39. Les recourants ne sauraient non plus tirer argument du fait qu’ils auraient obtenu la déduction de la charge de famille résultant de la naissance de leur deuxième enfant au mois de mai 2021 de manière rétroactive pour la totalité de l’année fiscale 2021, alors que la circulaire n° 45 et le nouvel art. 1 al. 3 RISP étaient déjà entrés en vigueur. À supposer que tel ait été le cas – ce que les recourants ne démontrent pas dès lors qu’ils ne produisent aucun document en lien avec cette période fiscale – cette erreur n’aurait pas lié l’AFC-GE et ne l’aurait pas empêchée de procéder de manière conforme à la loi lors des périodes fiscales suivantes (cf. arrêt du Tribunal fédéral 2C_181/2020 du 10 août 2020 consid. 6 et les arrêts cités).

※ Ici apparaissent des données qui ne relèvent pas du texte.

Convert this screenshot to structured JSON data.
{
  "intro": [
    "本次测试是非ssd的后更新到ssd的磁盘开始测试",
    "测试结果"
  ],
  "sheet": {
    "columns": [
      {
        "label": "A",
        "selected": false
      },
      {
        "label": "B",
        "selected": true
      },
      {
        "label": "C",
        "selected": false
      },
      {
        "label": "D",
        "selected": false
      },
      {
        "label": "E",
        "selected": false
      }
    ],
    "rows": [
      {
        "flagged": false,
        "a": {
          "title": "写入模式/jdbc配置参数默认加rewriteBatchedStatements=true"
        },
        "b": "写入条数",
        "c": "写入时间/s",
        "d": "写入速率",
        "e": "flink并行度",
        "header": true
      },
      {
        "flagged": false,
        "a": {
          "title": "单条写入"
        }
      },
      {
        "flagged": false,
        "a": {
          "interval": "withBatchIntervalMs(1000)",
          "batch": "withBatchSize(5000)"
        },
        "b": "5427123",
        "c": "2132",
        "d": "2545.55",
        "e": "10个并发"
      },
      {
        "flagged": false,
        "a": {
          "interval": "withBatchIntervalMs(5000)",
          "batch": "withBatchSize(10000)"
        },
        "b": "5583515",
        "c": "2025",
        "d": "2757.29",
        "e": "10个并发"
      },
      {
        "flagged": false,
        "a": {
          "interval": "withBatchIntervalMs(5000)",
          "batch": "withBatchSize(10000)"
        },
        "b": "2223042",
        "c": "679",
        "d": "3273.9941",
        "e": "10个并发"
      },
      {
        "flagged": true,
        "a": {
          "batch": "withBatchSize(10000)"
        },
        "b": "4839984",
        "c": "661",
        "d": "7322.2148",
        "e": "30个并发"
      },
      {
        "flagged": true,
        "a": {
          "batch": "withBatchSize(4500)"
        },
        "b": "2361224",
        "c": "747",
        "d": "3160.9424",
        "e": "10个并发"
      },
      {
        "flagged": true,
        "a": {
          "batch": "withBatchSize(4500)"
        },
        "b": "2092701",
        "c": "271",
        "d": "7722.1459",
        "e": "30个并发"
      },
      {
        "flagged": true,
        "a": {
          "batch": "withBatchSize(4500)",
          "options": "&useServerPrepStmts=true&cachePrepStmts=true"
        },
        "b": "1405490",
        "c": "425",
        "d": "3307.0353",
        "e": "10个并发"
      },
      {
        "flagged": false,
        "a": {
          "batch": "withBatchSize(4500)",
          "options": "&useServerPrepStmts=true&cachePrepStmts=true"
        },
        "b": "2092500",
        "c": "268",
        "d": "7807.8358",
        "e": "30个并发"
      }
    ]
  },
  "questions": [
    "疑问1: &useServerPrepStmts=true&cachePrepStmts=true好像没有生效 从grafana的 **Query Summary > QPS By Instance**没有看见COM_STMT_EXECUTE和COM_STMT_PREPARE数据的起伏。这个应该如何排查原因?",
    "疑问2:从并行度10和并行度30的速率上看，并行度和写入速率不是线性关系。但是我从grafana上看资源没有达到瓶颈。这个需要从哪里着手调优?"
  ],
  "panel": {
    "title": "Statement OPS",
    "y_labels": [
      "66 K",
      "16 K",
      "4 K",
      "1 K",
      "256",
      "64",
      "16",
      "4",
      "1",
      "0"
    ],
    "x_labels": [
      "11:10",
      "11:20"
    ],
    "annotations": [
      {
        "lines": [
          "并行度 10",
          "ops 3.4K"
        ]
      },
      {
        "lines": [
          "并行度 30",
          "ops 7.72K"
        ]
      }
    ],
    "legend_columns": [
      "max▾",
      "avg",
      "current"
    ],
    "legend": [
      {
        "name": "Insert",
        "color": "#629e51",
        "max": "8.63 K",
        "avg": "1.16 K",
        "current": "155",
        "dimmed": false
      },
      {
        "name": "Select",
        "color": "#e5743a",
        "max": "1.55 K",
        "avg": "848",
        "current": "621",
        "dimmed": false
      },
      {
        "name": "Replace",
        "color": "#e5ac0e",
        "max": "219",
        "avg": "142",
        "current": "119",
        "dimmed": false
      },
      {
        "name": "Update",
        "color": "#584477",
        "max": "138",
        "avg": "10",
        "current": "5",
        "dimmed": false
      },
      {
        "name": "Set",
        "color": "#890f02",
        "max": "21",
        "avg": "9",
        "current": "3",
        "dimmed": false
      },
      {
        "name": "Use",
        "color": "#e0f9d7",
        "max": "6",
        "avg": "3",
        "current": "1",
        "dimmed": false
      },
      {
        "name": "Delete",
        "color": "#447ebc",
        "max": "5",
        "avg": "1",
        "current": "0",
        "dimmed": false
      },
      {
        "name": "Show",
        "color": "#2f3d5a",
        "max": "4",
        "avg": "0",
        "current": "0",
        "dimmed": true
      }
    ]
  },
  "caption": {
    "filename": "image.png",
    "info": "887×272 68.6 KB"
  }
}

Le recours doit par conséquent d’ores et déjà être rejeté en tant qu’il conteste le refus de l’AFC-GE d’octroyer aux recourants un nouveau délai pour déposer une TOU pour l’année fiscale 2022.
40. Reste encore à déterminer si cette absence d’effet rétroactif de la déduction de la troisième charge de famille des recourants dans le cadre de leur imposition à la source 2022 est contraire au droit supérieur, respectivement aux principes constitutionnels qu’ils invoquent. À nouveau, il convient de souligner que cette question ne sera examinée qu’en relation avec l’impôt à la source du mois de décembre 2022 et que l’issue du litige demeurera sans effet sur la période de janvier à novembre 2022 pour les raisons exposées ci-avant (cf. consid. 34).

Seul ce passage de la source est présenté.